A la suite de remarques réitérées du smps sur les difficultés de fonctionnement de certaines agences, la DGOS a organisé le 8 mars 2011 une réunion dans le bureau d’Annie Podeur en sa présence et en celle de Danielle Toupillier (DG du CNG), entre les organisations syndicales et quatre DG d’ARS.
Le smps se base sur un questionnaire adressé à 1800 directeurs
Afin d'établir un tableau réaliste et objectif de la relation entre les ARS et les directions d'établissement nous avons questionné 1800 d'entre vous.
Cette enquête, qui sera exposée plus exhaustivement dans la revue ''Managers de Santé'' a fait remonter six grands griefs :
1. Une organisation et des processus de décision opaques
- Il n'existe pas toujours d'organigramme détaillé décrivant les missions de chacune des directions de l'ARS.

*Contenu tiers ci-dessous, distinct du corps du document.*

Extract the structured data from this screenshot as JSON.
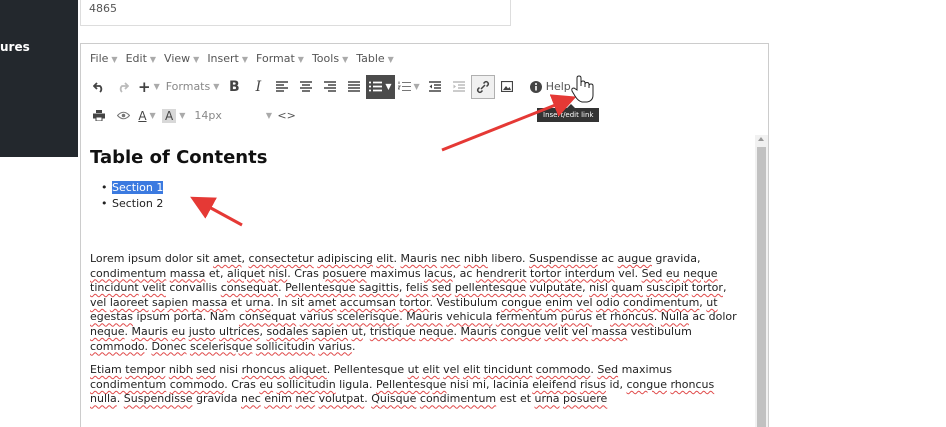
{
  "sidebar": {
    "label": "ures"
  },
  "top_input": {
    "value": "4865"
  },
  "menubar": [
    {
      "label": "File"
    },
    {
      "label": "Edit"
    },
    {
      "label": "View"
    },
    {
      "label": "Insert"
    },
    {
      "label": "Format"
    },
    {
      "label": "Tools"
    },
    {
      "label": "Table"
    }
  ],
  "toolbar": {
    "formats_label": "Formats",
    "bold_label": "B",
    "italic_label": "I",
    "help_label": "Help",
    "font_size": "14px",
    "text_color_label": "A",
    "bg_color_label": "A",
    "code_label": "<>",
    "tooltip": "Insert/edit link"
  },
  "document": {
    "heading": "Table of Contents",
    "toc": [
      "Section 1",
      "Section 2"
    ],
    "paragraph1": [
      [
        "Lorem ipsum dolor sit ",
        0
      ],
      [
        "amet",
        1
      ],
      [
        ", ",
        0
      ],
      [
        "consectetur",
        1
      ],
      [
        " ",
        0
      ],
      [
        "adipiscing",
        1
      ],
      [
        " ",
        0
      ],
      [
        "elit",
        1
      ],
      [
        ". ",
        0
      ],
      [
        "Mauris",
        1
      ],
      [
        " ",
        0
      ],
      [
        "nec",
        1
      ],
      [
        " ",
        0
      ],
      [
        "nibh",
        1
      ],
      [
        " libero. ",
        0
      ],
      [
        "Suspendisse",
        1
      ],
      [
        " ac ",
        0
      ],
      [
        "augue",
        1
      ],
      [
        " gravida, ",
        0
      ],
      [
        "condimentum",
        1
      ],
      [
        " ",
        0
      ],
      [
        "massa",
        1
      ],
      [
        " et, ",
        0
      ],
      [
        "aliquet",
        1
      ],
      [
        " ",
        0
      ],
      [
        "nisl",
        1
      ],
      [
        ". Cras ",
        0
      ],
      [
        "posuere",
        1
      ],
      [
        " maximus ",
        0
      ],
      [
        "lacus",
        1
      ],
      [
        ", ac ",
        0
      ],
      [
        "hendrerit",
        1
      ],
      [
        " ",
        0
      ],
      [
        "tortor",
        1
      ],
      [
        " ",
        0
      ],
      [
        "interdum",
        1
      ],
      [
        " vel. ",
        0
      ],
      [
        "Sed",
        1
      ],
      [
        " ",
        0
      ],
      [
        "eu",
        1
      ],
      [
        " ",
        0
      ],
      [
        "neque",
        1
      ],
      [
        " ",
        0
      ],
      [
        "tincidunt",
        1
      ],
      [
        " ",
        0
      ],
      [
        "velit",
        1
      ],
      [
        " convallis ",
        0
      ],
      [
        "consequat",
        1
      ],
      [
        ". ",
        0
      ],
      [
        "Pellentesque",
        1
      ],
      [
        " ",
        0
      ],
      [
        "sagittis",
        1
      ],
      [
        ", ",
        0
      ],
      [
        "felis",
        1
      ],
      [
        " ",
        0
      ],
      [
        "sed",
        1
      ],
      [
        " ",
        0
      ],
      [
        "pellentesque",
        1
      ],
      [
        " ",
        0
      ],
      [
        "vulputate",
        1
      ],
      [
        ", ",
        0
      ],
      [
        "nisl",
        1
      ],
      [
        " ",
        0
      ],
      [
        "quam",
        1
      ],
      [
        " ",
        0
      ],
      [
        "suscipit",
        1
      ],
      [
        " ",
        0
      ],
      [
        "tortor",
        1
      ],
      [
        ", ",
        0
      ],
      [
        "vel",
        1
      ],
      [
        " ",
        0
      ],
      [
        "laoreet",
        1
      ],
      [
        " ",
        0
      ],
      [
        "sapien",
        1
      ],
      [
        " ",
        0
      ],
      [
        "massa",
        1
      ],
      [
        " et ",
        0
      ],
      [
        "urna",
        1
      ],
      [
        ". In sit ",
        0
      ],
      [
        "amet",
        1
      ],
      [
        " ",
        0
      ],
      [
        "accumsan",
        1
      ],
      [
        " ",
        0
      ],
      [
        "tortor",
        1
      ],
      [
        ". Vestibulum ",
        0
      ],
      [
        "congue",
        1
      ],
      [
        " ",
        0
      ],
      [
        "enim",
        1
      ],
      [
        " ",
        0
      ],
      [
        "vel",
        1
      ],
      [
        " ",
        0
      ],
      [
        "odio",
        1
      ],
      [
        " ",
        0
      ],
      [
        "condimentum",
        1
      ],
      [
        ", ",
        0
      ],
      [
        "ut",
        1
      ],
      [
        " ",
        0
      ],
      [
        "egestas",
        1
      ],
      [
        " ipsum porta. Nam ",
        0
      ],
      [
        "consequat",
        1
      ],
      [
        " ",
        0
      ],
      [
        "varius",
        1
      ],
      [
        " ",
        0
      ],
      [
        "scelerisque",
        1
      ],
      [
        ". ",
        0
      ],
      [
        "Mauris",
        1
      ],
      [
        " ",
        0
      ],
      [
        "vehicula",
        1
      ],
      [
        " ",
        0
      ],
      [
        "fermentum",
        1
      ],
      [
        " ",
        0
      ],
      [
        "purus",
        1
      ],
      [
        " et ",
        0
      ],
      [
        "rhoncus",
        1
      ],
      [
        ". ",
        0
      ],
      [
        "Nulla",
        1
      ],
      [
        " ac dolor ",
        0
      ],
      [
        "neque",
        1
      ],
      [
        ". ",
        0
      ],
      [
        "Mauris",
        1
      ],
      [
        " ",
        0
      ],
      [
        "eu",
        1
      ],
      [
        " ",
        0
      ],
      [
        "justo",
        1
      ],
      [
        " ",
        0
      ],
      [
        "ultrices",
        1
      ],
      [
        ", ",
        0
      ],
      [
        "sodales",
        1
      ],
      [
        " ",
        0
      ],
      [
        "sapien",
        1
      ],
      [
        " ",
        0
      ],
      [
        "ut",
        1
      ],
      [
        ", ",
        0
      ],
      [
        "tristique",
        1
      ],
      [
        " ",
        0
      ],
      [
        "neque",
        1
      ],
      [
        ". ",
        0
      ],
      [
        "Mauris",
        1
      ],
      [
        " ",
        0
      ],
      [
        "congue",
        1
      ],
      [
        " ",
        0
      ],
      [
        "velit",
        1
      ],
      [
        " ",
        0
      ],
      [
        "vel",
        1
      ],
      [
        " ",
        0
      ],
      [
        "massa",
        1
      ],
      [
        " vestibulum ",
        0
      ],
      [
        "commodo",
        1
      ],
      [
        ". ",
        0
      ],
      [
        "Donec",
        1
      ],
      [
        " ",
        0
      ],
      [
        "scelerisque",
        1
      ],
      [
        " ",
        0
      ],
      [
        "sollicitudin",
        1
      ],
      [
        " ",
        0
      ],
      [
        "varius",
        1
      ],
      [
        ".",
        0
      ]
    ],
    "paragraph2": [
      [
        "Etiam",
        1
      ],
      [
        " ",
        0
      ],
      [
        "tempor",
        1
      ],
      [
        " ",
        0
      ],
      [
        "nibh",
        1
      ],
      [
        " ",
        0
      ],
      [
        "sed",
        1
      ],
      [
        " nisi ",
        0
      ],
      [
        "rhoncus",
        1
      ],
      [
        " ",
        0
      ],
      [
        "aliquet",
        1
      ],
      [
        ". Pellentesque ",
        0
      ],
      [
        "ut",
        1
      ],
      [
        " ",
        0
      ],
      [
        "elit",
        1
      ],
      [
        " ",
        0
      ],
      [
        "vel",
        1
      ],
      [
        " ",
        0
      ],
      [
        "elit",
        1
      ],
      [
        " ",
        0
      ],
      [
        "tincidunt",
        1
      ],
      [
        " ",
        0
      ],
      [
        "commodo",
        1
      ],
      [
        ". ",
        0
      ],
      [
        "Sed",
        1
      ],
      [
        " maximus ",
        0
      ],
      [
        "condimentum",
        1
      ],
      [
        " ",
        0
      ],
      [
        "commodo",
        1
      ],
      [
        ". Cras ",
        0
      ],
      [
        "eu",
        1
      ],
      [
        " ",
        0
      ],
      [
        "sollicitudin",
        1
      ],
      [
        " ligula. ",
        0
      ],
      [
        "Pellentesque",
        1
      ],
      [
        " nisi mi, lacinia ",
        0
      ],
      [
        "eleifend",
        1
      ],
      [
        " ",
        0
      ],
      [
        "risus",
        1
      ],
      [
        " id, ",
        0
      ],
      [
        "congue",
        1
      ],
      [
        " ",
        0
      ],
      [
        "rhoncus",
        1
      ],
      [
        " ",
        0
      ],
      [
        "nulla",
        1
      ],
      [
        ". ",
        0
      ],
      [
        "Suspendisse",
        1
      ],
      [
        " gravida ",
        0
      ],
      [
        "nec",
        1
      ],
      [
        " ",
        0
      ],
      [
        "enim",
        1
      ],
      [
        " ",
        0
      ],
      [
        "nec",
        1
      ],
      [
        " ",
        0
      ],
      [
        "volutpat",
        1
      ],
      [
        ". ",
        0
      ],
      [
        "Quisque",
        1
      ],
      [
        " ",
        0
      ],
      [
        "condimentum",
        1
      ],
      [
        " est et ",
        0
      ],
      [
        "urna",
        1
      ],
      [
        " ",
        0
      ],
      [
        "posuere",
        1
      ]
    ]
  },
  "colors": {
    "sidebar_bg": "#23282d",
    "active_button": "#4b4b4b",
    "selection": "#3b7ae0",
    "arrow": "#e53935",
    "tooltip_bg": "#333333",
    "spellcheck": "#e04a4a"
  }
}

- La préparation à marche forcée des PSRS et des PRS ressemble à une fausse démocratie participative. Les décisions semblent déjà prises, au moins pour les grandes orientations.
- Toutefois peu d'ARS affichent une vision stratégique claire.
- Certaines ARS ne demandent plus l’avis des acteurs de terrain ce qui aboutit à des décisions non concertées.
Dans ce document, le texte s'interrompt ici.